Even if their past behavior indicated the likelihood of attack, execution would still be unjustified, as total transformations have been known to happen, and we have no idea whether or not they might have undergone such. Furthermore, as a society we don’t have the death penalty for “threatening with a knife”, and thus it’s pretty ridiculous to claim that vigilante execution on that basis is justified. The argument that we should kill people who threaten other people with knives seems quite extreme to me (although I oppose the death penalty anyway), and brings with it counterintuitive effects—that is, if society made “threatening with a knife” a death penalty offense, knife-wielders would have significant incentives to kill rather than simply threaten, since they’re already facing ultimate sanction and their arrest is made less likely with the elimination of witnesses. Sure, that’s not as emotionally satisfying as “they’re scum and they deserve to die”, but given the choice between emotional dissatisfaction and encouraging the move from threat to murder, I’ll take the former.

This leaves the first argument, “those who threaten my loved ones deserve to die”. Again, emotionally satisfying, and succinct (always a plus). Clearly this is derived from the similar “those who harm my loved ones deserve to die” and just takes it a minor step further. While the actions of those operating under the emotional grip of a desire for revenge are understandable, they aren’t necessarily justifiable, an occasionally tricky distinction. Put another way, while we understand the actions of the person who kills their lover’s murderer, and might even (under certain circumstances) forgive them and not punish them, we don’t encourage people to pursue vengeance. One reason for this is the state’s desire to monopolize sanctioned violence, but another is that letting such emotions justify more violence is ultimately bad for everyone.

Here’s a little made-up scenario that hopefully illustrates the point. Apologies for the bits in all-caps, but somehow they seem most appropriate for getting across the emotional righteousness of the commenters on the thread.

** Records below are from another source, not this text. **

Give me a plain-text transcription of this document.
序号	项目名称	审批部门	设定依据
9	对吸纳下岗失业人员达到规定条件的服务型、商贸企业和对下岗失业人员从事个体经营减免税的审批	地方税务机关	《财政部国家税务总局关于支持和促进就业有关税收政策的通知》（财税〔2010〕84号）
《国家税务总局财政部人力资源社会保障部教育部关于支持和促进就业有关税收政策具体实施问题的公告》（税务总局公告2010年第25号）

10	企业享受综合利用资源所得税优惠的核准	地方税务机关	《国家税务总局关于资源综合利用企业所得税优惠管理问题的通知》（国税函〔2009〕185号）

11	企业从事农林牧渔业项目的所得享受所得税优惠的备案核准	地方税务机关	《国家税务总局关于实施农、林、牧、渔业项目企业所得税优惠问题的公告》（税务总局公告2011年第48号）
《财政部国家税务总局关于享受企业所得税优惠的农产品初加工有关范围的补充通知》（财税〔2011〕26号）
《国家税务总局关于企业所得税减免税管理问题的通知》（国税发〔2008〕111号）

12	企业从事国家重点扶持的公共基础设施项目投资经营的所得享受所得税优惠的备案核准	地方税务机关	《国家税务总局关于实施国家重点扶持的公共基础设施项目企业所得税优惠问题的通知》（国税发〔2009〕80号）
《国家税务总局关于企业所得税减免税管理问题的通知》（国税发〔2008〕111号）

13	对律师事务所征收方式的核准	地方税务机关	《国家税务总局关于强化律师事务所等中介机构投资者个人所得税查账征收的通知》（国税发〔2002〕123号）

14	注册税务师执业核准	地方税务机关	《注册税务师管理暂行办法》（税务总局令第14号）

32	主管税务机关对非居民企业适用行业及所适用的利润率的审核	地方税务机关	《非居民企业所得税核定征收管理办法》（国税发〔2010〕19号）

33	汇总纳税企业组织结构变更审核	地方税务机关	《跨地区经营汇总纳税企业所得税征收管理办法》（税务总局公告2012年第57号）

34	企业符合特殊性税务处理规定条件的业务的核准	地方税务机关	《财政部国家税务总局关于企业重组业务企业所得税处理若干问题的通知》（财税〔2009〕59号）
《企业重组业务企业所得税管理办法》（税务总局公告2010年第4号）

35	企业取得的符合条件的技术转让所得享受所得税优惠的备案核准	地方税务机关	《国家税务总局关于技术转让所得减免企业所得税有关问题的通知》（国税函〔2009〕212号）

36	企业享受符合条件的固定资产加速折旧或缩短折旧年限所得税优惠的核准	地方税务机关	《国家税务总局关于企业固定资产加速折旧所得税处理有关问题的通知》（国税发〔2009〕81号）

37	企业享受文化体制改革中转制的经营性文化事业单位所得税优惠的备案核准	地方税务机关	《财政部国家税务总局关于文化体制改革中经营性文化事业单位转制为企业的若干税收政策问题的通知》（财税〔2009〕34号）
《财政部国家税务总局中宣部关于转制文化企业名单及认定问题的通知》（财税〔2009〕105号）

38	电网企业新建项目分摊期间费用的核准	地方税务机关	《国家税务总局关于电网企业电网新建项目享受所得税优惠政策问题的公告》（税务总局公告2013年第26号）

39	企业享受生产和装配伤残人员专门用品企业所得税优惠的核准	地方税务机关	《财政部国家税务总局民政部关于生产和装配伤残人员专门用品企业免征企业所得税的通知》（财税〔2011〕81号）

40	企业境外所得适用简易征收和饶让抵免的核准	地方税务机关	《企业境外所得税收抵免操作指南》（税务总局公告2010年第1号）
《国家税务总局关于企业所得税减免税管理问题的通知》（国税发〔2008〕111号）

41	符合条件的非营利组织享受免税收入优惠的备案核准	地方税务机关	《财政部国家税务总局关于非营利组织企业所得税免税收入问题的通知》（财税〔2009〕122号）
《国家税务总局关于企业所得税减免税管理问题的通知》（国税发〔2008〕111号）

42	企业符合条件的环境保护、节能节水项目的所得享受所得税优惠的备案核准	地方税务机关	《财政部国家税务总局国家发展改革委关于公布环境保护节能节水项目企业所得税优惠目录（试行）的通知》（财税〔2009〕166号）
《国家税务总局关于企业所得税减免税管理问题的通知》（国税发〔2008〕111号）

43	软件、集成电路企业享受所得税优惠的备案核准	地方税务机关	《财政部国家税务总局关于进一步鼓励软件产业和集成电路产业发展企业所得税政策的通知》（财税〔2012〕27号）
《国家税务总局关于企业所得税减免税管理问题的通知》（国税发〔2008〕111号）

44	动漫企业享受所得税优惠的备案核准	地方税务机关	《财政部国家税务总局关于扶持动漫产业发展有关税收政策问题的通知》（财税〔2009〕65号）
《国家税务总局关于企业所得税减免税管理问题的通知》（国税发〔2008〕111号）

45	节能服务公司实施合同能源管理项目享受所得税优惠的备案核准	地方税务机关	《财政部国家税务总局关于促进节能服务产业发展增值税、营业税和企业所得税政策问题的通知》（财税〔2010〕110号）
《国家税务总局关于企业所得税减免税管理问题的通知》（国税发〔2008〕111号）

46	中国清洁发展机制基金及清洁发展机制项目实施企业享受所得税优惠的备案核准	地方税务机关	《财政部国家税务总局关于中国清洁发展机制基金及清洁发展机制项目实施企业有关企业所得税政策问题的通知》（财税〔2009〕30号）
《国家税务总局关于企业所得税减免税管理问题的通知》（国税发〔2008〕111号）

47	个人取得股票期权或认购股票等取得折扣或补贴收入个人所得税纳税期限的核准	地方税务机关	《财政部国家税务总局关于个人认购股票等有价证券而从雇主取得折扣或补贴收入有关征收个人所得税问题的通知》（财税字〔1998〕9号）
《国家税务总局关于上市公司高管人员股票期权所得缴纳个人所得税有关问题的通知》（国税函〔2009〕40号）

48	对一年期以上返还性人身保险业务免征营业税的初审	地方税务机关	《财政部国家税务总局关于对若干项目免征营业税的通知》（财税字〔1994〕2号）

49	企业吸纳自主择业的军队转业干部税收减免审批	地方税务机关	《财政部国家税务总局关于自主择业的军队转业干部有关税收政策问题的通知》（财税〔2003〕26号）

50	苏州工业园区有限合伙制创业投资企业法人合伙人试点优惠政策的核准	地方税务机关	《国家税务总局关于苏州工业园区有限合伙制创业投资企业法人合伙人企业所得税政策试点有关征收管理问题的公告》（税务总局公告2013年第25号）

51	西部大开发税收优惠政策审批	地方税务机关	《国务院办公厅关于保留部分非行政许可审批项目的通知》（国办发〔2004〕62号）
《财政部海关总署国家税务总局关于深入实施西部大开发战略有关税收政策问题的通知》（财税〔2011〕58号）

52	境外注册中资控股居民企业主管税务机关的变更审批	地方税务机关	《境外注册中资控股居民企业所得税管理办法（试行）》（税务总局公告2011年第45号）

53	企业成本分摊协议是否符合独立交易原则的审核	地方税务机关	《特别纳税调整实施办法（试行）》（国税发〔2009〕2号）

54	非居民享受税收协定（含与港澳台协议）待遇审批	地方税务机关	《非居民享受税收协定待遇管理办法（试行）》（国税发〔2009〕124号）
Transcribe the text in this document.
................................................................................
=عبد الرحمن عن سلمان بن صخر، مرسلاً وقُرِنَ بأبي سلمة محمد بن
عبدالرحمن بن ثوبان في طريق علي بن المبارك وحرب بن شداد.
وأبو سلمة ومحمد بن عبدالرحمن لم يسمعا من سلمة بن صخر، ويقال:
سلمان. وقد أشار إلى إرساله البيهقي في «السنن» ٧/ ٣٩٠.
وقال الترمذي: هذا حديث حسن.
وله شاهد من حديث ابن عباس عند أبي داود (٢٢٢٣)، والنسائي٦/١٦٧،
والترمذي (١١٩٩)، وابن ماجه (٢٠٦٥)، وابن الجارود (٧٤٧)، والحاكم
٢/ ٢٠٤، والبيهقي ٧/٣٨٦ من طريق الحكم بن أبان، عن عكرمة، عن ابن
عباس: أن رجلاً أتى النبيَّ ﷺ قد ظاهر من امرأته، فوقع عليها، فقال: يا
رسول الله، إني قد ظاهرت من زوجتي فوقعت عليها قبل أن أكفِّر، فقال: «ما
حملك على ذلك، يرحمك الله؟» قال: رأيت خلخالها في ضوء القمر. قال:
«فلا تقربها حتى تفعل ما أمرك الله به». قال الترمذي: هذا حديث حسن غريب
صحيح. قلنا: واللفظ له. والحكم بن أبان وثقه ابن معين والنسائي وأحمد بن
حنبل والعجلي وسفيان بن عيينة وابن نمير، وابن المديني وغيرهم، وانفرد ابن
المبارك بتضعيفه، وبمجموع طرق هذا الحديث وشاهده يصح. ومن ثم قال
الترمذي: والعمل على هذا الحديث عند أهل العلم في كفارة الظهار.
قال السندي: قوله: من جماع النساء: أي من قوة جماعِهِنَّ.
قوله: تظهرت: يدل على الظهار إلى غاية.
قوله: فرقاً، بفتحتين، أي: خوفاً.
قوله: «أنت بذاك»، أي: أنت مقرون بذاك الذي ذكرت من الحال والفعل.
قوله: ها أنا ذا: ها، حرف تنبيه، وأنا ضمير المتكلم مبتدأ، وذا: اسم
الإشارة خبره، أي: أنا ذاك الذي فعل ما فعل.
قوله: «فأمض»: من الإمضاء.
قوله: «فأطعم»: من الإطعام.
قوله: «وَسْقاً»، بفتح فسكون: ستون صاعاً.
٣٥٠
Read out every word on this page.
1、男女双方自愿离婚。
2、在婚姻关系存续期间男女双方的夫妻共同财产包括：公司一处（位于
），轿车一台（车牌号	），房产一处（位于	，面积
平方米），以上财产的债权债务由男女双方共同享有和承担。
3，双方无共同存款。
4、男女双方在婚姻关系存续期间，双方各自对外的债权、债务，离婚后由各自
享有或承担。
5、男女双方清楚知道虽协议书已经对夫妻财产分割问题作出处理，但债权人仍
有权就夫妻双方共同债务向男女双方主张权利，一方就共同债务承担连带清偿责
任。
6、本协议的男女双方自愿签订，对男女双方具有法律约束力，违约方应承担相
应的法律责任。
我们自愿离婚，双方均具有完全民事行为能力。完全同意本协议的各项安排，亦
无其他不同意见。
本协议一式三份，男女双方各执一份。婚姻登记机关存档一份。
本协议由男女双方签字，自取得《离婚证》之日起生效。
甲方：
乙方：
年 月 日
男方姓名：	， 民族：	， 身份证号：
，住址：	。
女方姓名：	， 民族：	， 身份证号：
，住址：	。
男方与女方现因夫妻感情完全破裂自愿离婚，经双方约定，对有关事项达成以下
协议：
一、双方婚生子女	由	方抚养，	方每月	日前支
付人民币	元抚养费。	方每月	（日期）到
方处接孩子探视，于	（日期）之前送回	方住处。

The assailant attacks the woman, who calls her husband. The husband fires at the assailant, who runs away. The husband pursues the assailant who THREATENED HIS WIFE and runs him over with a car. At this point the assailant’s brother happens to be across the street, and sees the husband repeatedly and deliberately running over the assailant. The brother runs over to the now-stopped car, pulls a gun, and shoots the PSYCHO WHO RAN OVER HIS BROTHER dead. The original victim pulls up in her car, and sees a man resembling the assailant shooting her husband and then running over to a body and cradling it in his arms. She revs her engine and rams THE MAN WHO KILLED HER HUSBAND at high speed, killing him, then stops and goes to her husband’s body. The brother’s father…

Etc. I assume the point is eminently clear.

(Incidentally, I think that the “Canby=Idiot” response to the New York Times review of Death Wish may represent the apotheosis of the Internet-tough-guy/right-wing-nutjob comment genre.)